Breaking

Der Riesa-Effekt – Antifaschismus wirkt!

Faschismus & Antifaschismus / 23. Januar 2025

Am 11. Januar protestierten 15.000 Menschen gegen den AfD-Bundesparteitag. Dessen Beginn verzögerte sich deshalb um zwei Stunden. Ein erster Erfolg: Noch nie konnte ein AfD-Bundesparteitag so lange blockiert werden. Seither manifestiert sich die Wut und der Widerstand gegen den Aufstieg der Faschisten in ganz Deutschland.

Von Victoria Berger

Im sächsischen Riesa schrieb die Anti-AfD-Bewegung am 11. Januar Geschichte. Aus ganz Deutschland reisten entschlossene Antifaschistinnen und Antifaschisten in mehr als 200 Bussen an – mit dem Ziel, den Parteitag der AfD zu verhindern.

Als bei Minusgraden die Sonne in der 30.000 Einwohner-Stadt aufging, war Riesa bereits nahezu komplett abgeriegelt durch Blockaden rund um die Stadt. Sie wurden jeweils von Tausenden gehalten, teils bis in den Nachmittag. Gegen Polizei-Einsatzkräfte, die alles taten, um den Rechten den Weg frei zu prügeln.

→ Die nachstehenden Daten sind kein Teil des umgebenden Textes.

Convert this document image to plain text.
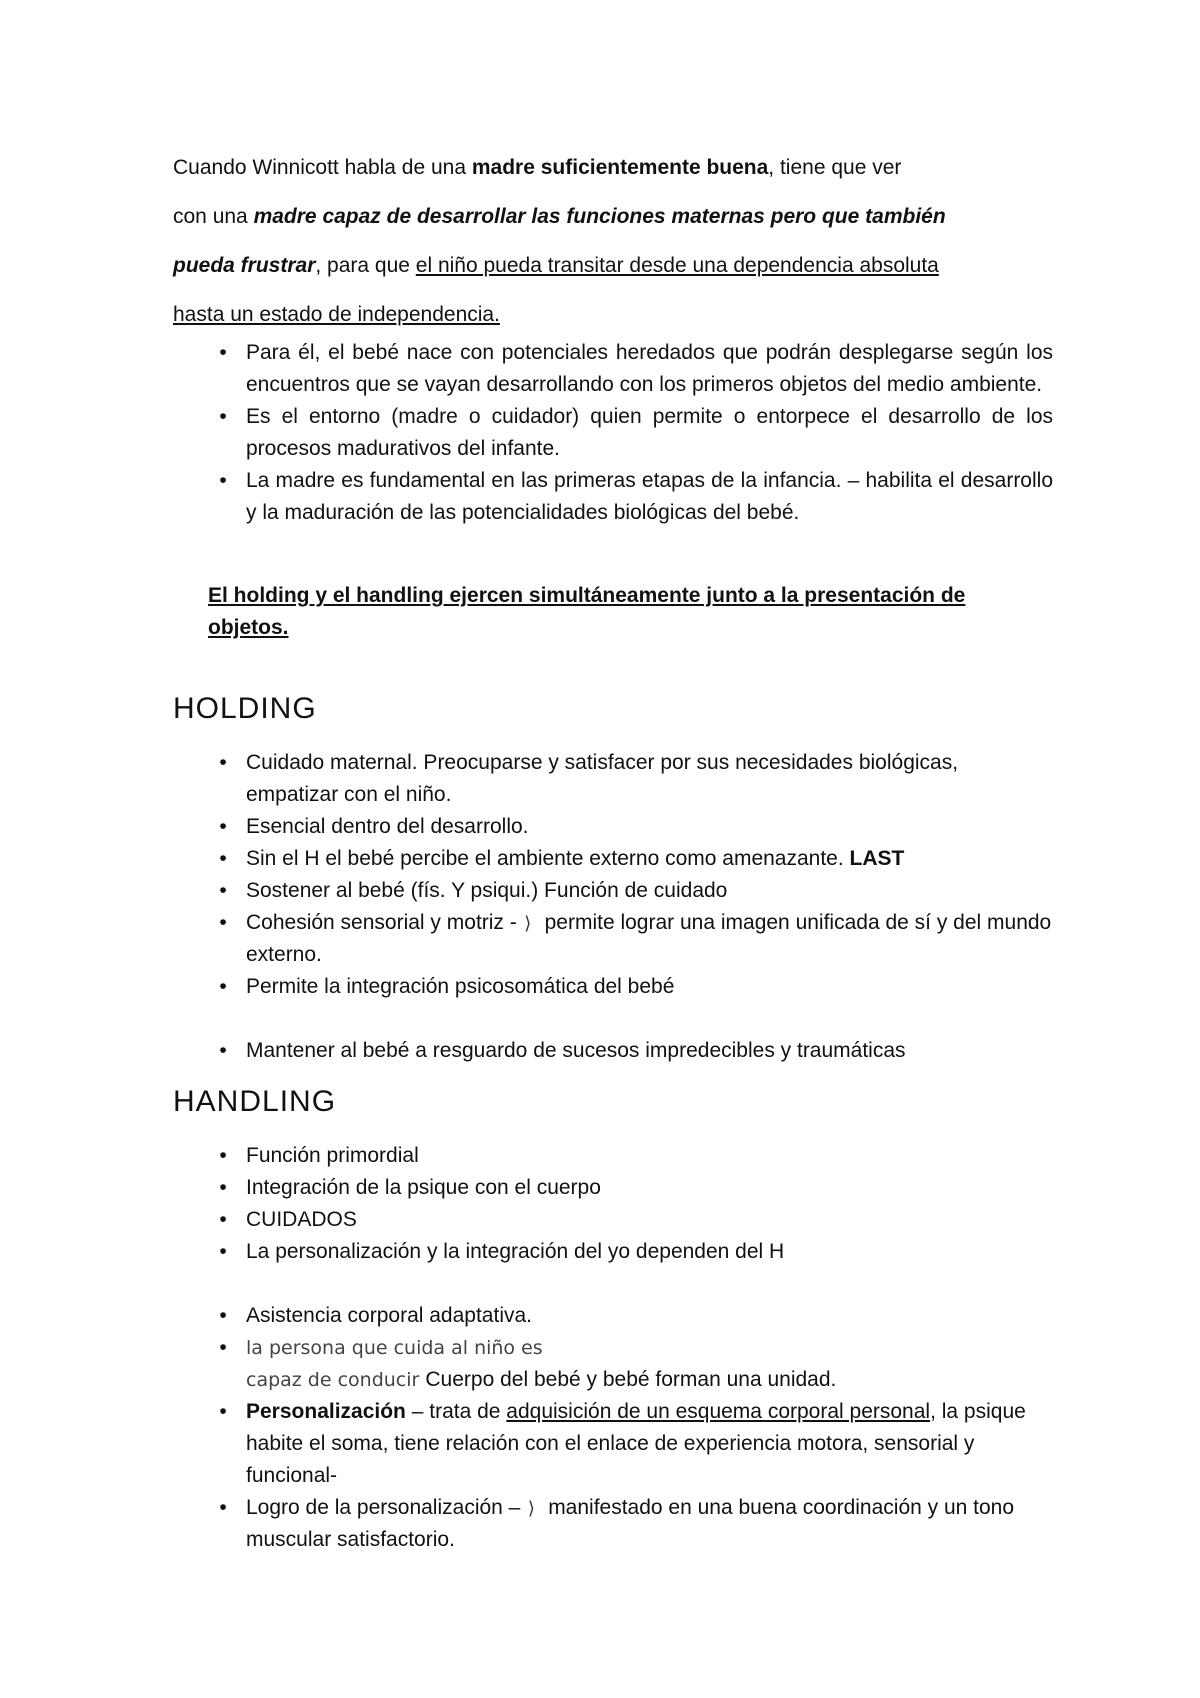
Cuando Winnicott habla de una madre suficientemente buena, tiene que ver

con una madre capaz de desarrollar las funciones maternas pero que también

pueda frustrar, para que el niño pueda transitar desde una dependencia absoluta

hasta un estado de independencia.

• Para él, el bebé nace con potenciales heredados que podrán desplegarse según los encuentros que se vayan desarrollando con los primeros objetos del medio ambiente.
• Es el entorno (madre o cuidador) quien permite o entorpece el desarrollo de los procesos madurativos del infante.
• La madre es fundamental en las primeras etapas de la infancia. – habilita el desarrollo y la maduración de las potencialidades biológicas del bebé.
El holding y el handling ejercen simultáneamente junto a la presentación de objetos.
HOLDING
• Cuidado maternal. Preocuparse y satisfacer por sus necesidades biológicas, empatizar con el niño.
• Esencial dentro del desarrollo.
• Sin el H el bebé percibe el ambiente externo como amenazante. LAST
• Sostener al bebé (fís. Y psiqui.) Función de cuidado
• Cohesión sensorial y motriz - ⟩ permite lograr una imagen unificada de sí y del mundo externo.
• Permite la integración psicosomática del bebé
• Mantener al bebé a resguardo de sucesos impredecibles y traumáticas
HANDLING
• Función primordial
• Integración de la psique con el cuerpo
• CUIDADOS
• La personalización y la integración del yo dependen del H
• Asistencia corporal adaptativa.
•	la persona que cuida al niño es
capaz de conducir Cuerpo del bebé y bebé forman una unidad.
• Personalización – trata de adquisición de un esquema corporal personal, la psique habite el soma, tiene relación con el enlace de experiencia motora, sensorial y funcional-
• Logro de la personalización – ⟩ manifestado en una buena coordinación y un tono muscular satisfactorio.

11. Januar, 10 Uhr: Leere Halle in Riesa – die AfD-Delegierten stecken noch in den Blockaden fest

Riesa war ein Fortschritt für die antifaschistische Bewegung: Noch nie konnte ein AfD-Bundesparteitag so lange blockiert werden.

Über zwei Stunden blieben die Hallen der Faschisten leer – das Bild der leeren Arena in Riesa, durch die nur vereinzelte AfDler irrten, löste eine Welle der Begeisterung und des Optimismus aus.

AfD-Umfragewerte

Zuletzt befand sich die AfD im ungebrochenen Aufwind. Den Zuspruch bescherten ihr vor allem die Hetze gegen migrantische Menschen und Geflüchtete über nahezu alle deutschen Parteilager hinweg insbesondere nach dem Anschlag in Magdeburg, die Geschehnisse um „Volkskanzler“ Kickl in Österreich und der Support des reichsten Rechten der Welt Elon Musk. Ende Januar geben das erste Mal die Umfragewerte der AfD leicht nach – auch das ist ein Ergebnis des Riesa-Effekts.

Medien berichten

Die Demontrationen wurden möglich, da immer mehr Menschen erkennen: Bei der AfD handelt es sich um eine faschistische Partei. In Riesa war das auch in den Protesten zu spüren. Es gab ein Gefühl der Einheit und Entschlossenheit gegen die aufkommende Gefahr.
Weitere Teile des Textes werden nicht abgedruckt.